Applications for machine learning in the medical domain are growing. The two fields that benefit from the use of ML are illness diagnosis and outcome prediction [33,34]. While conventional statistical approaches try to identify relationships between variables, machine learning algorithms concentrate on generating accurate and practical predictions [35]. Unlike traditional statistical approaches, machine learning approaches are data-driven and free from strict assumptions [36]. In the healthcare industry, machine learning (ML) techniques outperform conventional techniques in health prediction.
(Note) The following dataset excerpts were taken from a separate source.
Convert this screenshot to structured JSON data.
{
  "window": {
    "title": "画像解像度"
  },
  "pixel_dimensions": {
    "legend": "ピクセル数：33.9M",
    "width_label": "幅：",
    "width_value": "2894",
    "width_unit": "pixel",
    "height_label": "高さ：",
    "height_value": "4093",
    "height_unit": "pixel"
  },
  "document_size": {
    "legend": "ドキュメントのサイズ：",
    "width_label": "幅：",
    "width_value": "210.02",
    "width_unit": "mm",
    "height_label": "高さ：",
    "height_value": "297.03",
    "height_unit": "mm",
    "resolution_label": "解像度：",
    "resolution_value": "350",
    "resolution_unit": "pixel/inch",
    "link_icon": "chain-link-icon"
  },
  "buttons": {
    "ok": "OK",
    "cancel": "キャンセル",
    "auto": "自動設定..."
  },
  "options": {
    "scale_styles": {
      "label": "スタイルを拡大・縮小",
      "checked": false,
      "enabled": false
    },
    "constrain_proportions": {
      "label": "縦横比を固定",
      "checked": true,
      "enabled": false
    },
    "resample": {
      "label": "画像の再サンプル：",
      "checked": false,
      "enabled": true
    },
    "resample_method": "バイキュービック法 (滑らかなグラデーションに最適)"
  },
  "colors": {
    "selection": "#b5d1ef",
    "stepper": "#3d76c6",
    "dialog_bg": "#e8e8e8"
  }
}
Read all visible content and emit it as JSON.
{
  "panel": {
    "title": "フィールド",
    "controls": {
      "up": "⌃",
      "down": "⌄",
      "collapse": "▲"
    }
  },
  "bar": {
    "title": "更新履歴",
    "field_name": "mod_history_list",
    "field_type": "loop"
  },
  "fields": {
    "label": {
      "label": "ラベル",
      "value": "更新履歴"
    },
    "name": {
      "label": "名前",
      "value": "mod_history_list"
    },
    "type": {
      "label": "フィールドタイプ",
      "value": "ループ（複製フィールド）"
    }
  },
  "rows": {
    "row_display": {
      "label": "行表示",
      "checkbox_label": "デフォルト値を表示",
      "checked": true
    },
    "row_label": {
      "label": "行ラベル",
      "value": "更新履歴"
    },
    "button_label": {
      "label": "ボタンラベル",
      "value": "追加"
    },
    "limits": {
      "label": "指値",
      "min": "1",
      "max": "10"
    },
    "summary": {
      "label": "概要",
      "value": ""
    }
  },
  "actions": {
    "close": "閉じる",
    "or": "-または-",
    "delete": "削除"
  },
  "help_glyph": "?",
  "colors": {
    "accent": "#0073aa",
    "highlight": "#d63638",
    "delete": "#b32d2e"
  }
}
The choice between machine learning (ML) techniques and logistic regression depends on the specific problem, data, and goals. ML models often achieve higher accuracy than logistic regression, especially with large datasets.

There is a lack of comprehensive and updated research evidence concerning child-related, parental, and societal predictors of early childhood anemia in Ghana. Therefore, it is imperative to assess inconsistencies in the children of Ghana to identify the determinants and barriers to improving child anemia rates. This study contributes to the literature on this topic by examining the predictors of child anemia in Ghanaian children using conventional logistic regression and machine learning algorithms. We pursue three research questions: (1) Which social determinants of health operationalized through household sociodemographic characteristics are associated with childhood anemia? (2) Which maternal characteristics are associated with childhood anemia? (3) Which child characteristics predict childhood anemia? The study’s findings yield critical research evidence for evidence-based public health practice and policy.

2. Materials and Methods

2.1. Dataset and Study Population

The Ghana Demographic and Health Survey (GDHS), a nationally representative household survey, provided the data for this study. Data on various demographic topics, including women’s and children’s health and nutritional status, are collected through the survey, which is conducted every five years. The funding for the GDHS was provided by the Government of Ghana, the United States Agency for International Development (USAID), the U.S. President’s Malaria Initiative (PMI), the United Nations Population Fund, UNFPA, UNICEF, the World Bank, the Global Fund, the Korean International Cooperation Agency (KOICA), and the World Health Development Office (UK-FCDO) and World Health Organization (WHO). The ICF provided technical assistance through the DHS Program, a USAID-funded initiative that supports the implementation of demographic and health surveys in countries worldwide. The GDHA used a two-stage stratified cluster sampling approach. In the initial step, clusters were chosen as the primary sampling units. Households, the secondary sampling units, were selected in the second phase. From the households in the sample, children aged 6 to 60 months had their hemoglobin levels tested. Interviews were conducted with 7044 males aged 15–59 in half of the chosen houses and 15,014 women aged 15–49 in 17,933 households, representing a nationally representative sample. Estimates for the 16 regions of the nation, as well as for urban and rural areas, are provided by the sample design for the 2022 Ghana Demographic and Health Survey (GDHS). To address the missing data, we employ the multiple imputation approach. The analysis is predicated on established cases. For descriptive results, a weighted sample of 9353 children aged 6 to 60 months was analyzed in this research.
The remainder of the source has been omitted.